Anglo-American this week rejected a proposal for a “merger of equals” from its Swiss rival Xstrata, calling it “totally unacceptable”. A combination of the two groups would make the new entity a mining giant with a market capitalisation of around £40bn and a global leader in base metals and platinum. But Anglo indicated that it is not averse to a deal in principle.
What the commentators said
Xstrata was “never going to get away with its cheeky” proposal, said David Wighton in The Times. Anglo’s shareholders would “rightly demand a takeover premium” for relinquishing control of its “attractive platinum, iron-ore and diamond assets”.
A takeover target can usually expect a 25%-30% premium, said Lex in the FT. Yet it seems unlikely that the cost savings from the deal will create enough value to offer Anglo a decent premium.

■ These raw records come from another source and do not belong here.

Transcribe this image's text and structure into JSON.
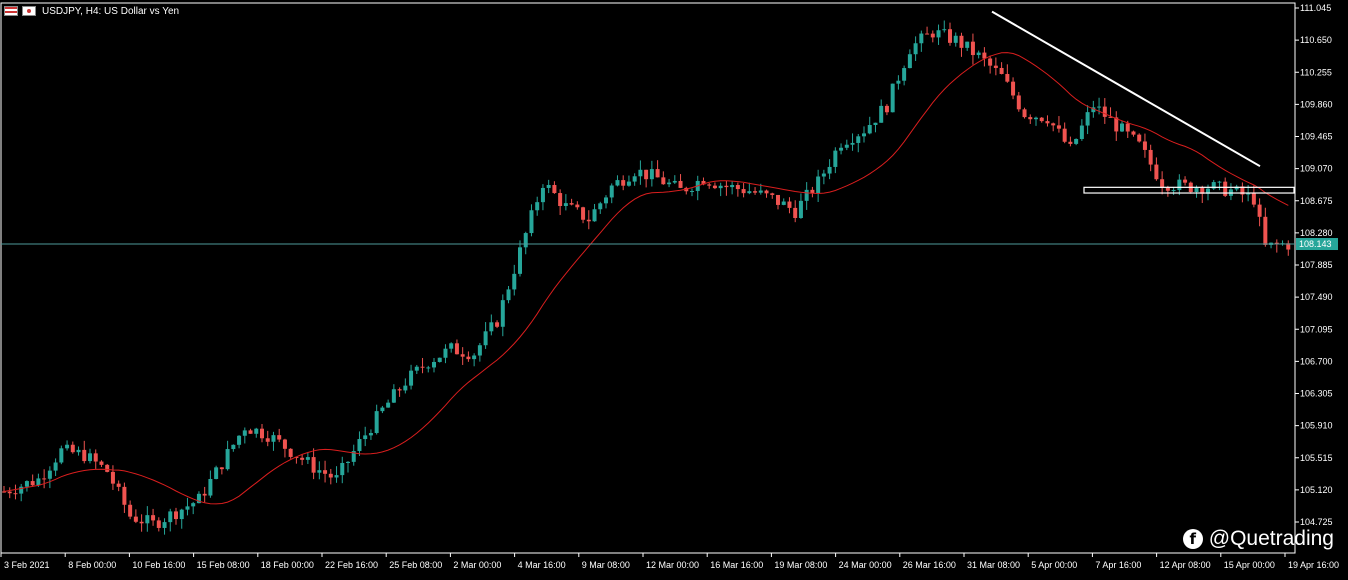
{
  "header": {
    "symbol_text": "USDJPY, H4:  US Dollar vs Yen",
    "icons": [
      "us-flag-icon",
      "jp-flag-icon"
    ]
  },
  "watermark": {
    "text": "@Quetrading",
    "icon": "facebook-icon"
  },
  "colors": {
    "background": "#000000",
    "bull": "#26a69a",
    "bear": "#ef5350",
    "ma": "#d91e1e",
    "price_line": "#4e9a9a",
    "price_tag": "#26a69a",
    "axis_text": "#ffffff",
    "trendline": "#ffffff"
  },
  "chart_data": {
    "type": "candlestick",
    "title": "USDJPY, H4:  US Dollar vs Yen",
    "ylim": [
      104.6,
      111.15
    ],
    "y_ticks": [
      "111.045",
      "110.650",
      "110.255",
      "109.860",
      "109.465",
      "109.070",
      "108.675",
      "108.280",
      "107.885",
      "107.490",
      "107.095",
      "106.700",
      "106.305",
      "105.910",
      "105.515",
      "105.120",
      "104.725"
    ],
    "current_price": "108.143",
    "x_ticks": [
      "3 Feb 2021",
      "8 Feb 00:00",
      "10 Feb 16:00",
      "15 Feb 08:00",
      "18 Feb 00:00",
      "22 Feb 16:00",
      "25 Feb 08:00",
      "2 Mar 00:00",
      "4 Mar 16:00",
      "9 Mar 08:00",
      "12 Mar 00:00",
      "16 Mar 16:00",
      "19 Mar 08:00",
      "24 Mar 00:00",
      "26 Mar 16:00",
      "31 Mar 08:00",
      "5 Apr 00:00",
      "7 Apr 16:00",
      "12 Apr 08:00",
      "15 Apr 00:00",
      "19 Apr 16:00"
    ],
    "close_path": [
      [
        0,
        105.1
      ],
      [
        6,
        105.25
      ],
      [
        10,
        105.6
      ],
      [
        14,
        105.55
      ],
      [
        18,
        105.35
      ],
      [
        22,
        104.8
      ],
      [
        26,
        104.7
      ],
      [
        30,
        104.85
      ],
      [
        34,
        105.0
      ],
      [
        38,
        105.45
      ],
      [
        42,
        105.9
      ],
      [
        46,
        105.8
      ],
      [
        50,
        105.6
      ],
      [
        54,
        105.4
      ],
      [
        58,
        105.25
      ],
      [
        62,
        105.7
      ],
      [
        66,
        106.1
      ],
      [
        70,
        106.45
      ],
      [
        74,
        106.7
      ],
      [
        78,
        106.85
      ],
      [
        82,
        106.8
      ],
      [
        86,
        107.2
      ],
      [
        90,
        108.05
      ],
      [
        94,
        108.9
      ],
      [
        98,
        108.6
      ],
      [
        102,
        108.45
      ],
      [
        106,
        108.85
      ],
      [
        110,
        109.05
      ],
      [
        114,
        108.95
      ],
      [
        118,
        108.8
      ],
      [
        122,
        108.95
      ],
      [
        126,
        108.85
      ],
      [
        130,
        108.8
      ],
      [
        134,
        108.7
      ],
      [
        138,
        108.55
      ],
      [
        142,
        108.9
      ],
      [
        146,
        109.4
      ],
      [
        150,
        109.55
      ],
      [
        154,
        109.85
      ],
      [
        158,
        110.55
      ],
      [
        162,
        110.75
      ],
      [
        166,
        110.65
      ],
      [
        170,
        110.45
      ],
      [
        174,
        110.2
      ],
      [
        178,
        109.75
      ],
      [
        182,
        109.7
      ],
      [
        186,
        109.3
      ],
      [
        190,
        109.85
      ],
      [
        194,
        109.6
      ],
      [
        198,
        109.35
      ],
      [
        202,
        108.9
      ],
      [
        206,
        108.85
      ],
      [
        210,
        108.85
      ],
      [
        214,
        108.8
      ],
      [
        218,
        108.7
      ],
      [
        220,
        108.1
      ],
      [
        223,
        108.14
      ]
    ],
    "ma_period": 20,
    "trendline": {
      "from": [
        "31 Mar",
        111.0
      ],
      "to": [
        "15 Apr",
        109.1
      ]
    },
    "support_zone": [
      108.77,
      108.84
    ]
  }
}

Moreover, neither Xstrata nor its main shareholder, Glencore, have much cash on hand to sweeten the deal, said Matthew Curtin in The Wall Street Journal.

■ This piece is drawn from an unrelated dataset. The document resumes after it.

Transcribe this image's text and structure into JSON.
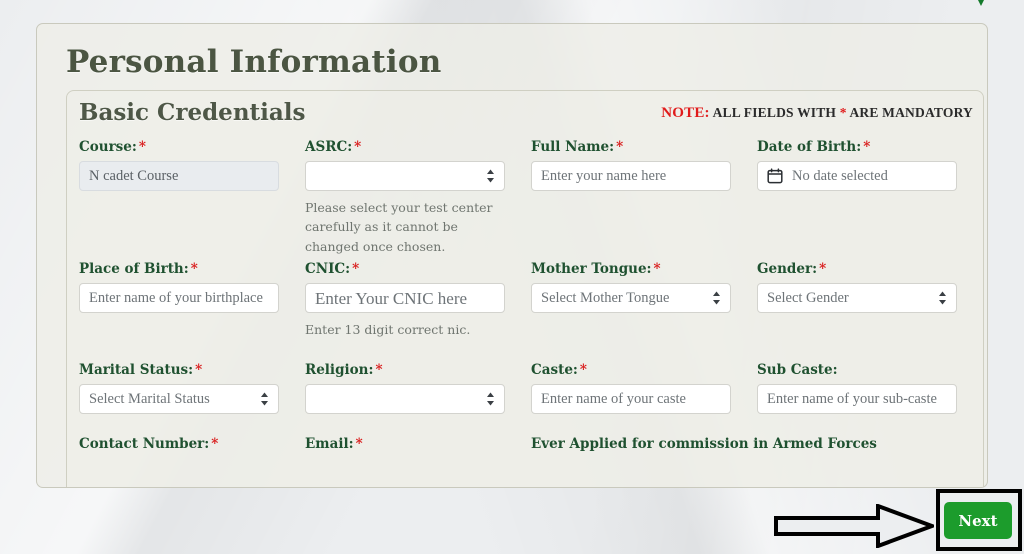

In any case, achieving cost savings requires managements agreeing on how to structure the new company, and “there are glaring differences in outlook and management approach” that would make “formidable obstacles” to any deal, said William MacNamara in the FT.
The South African government could well block a tie-up on job losses or antitrust concerns, added Lex. The upshot of Xstrata’s Anglo approach may be that it will “re-awaken” Brazilian miner Vale’s interest in it, while there are rumours that Chinese mining group Chinalco is keen to pursue Anglo. The deal making cycle, said Economist.com, “is clearly on an upswing”.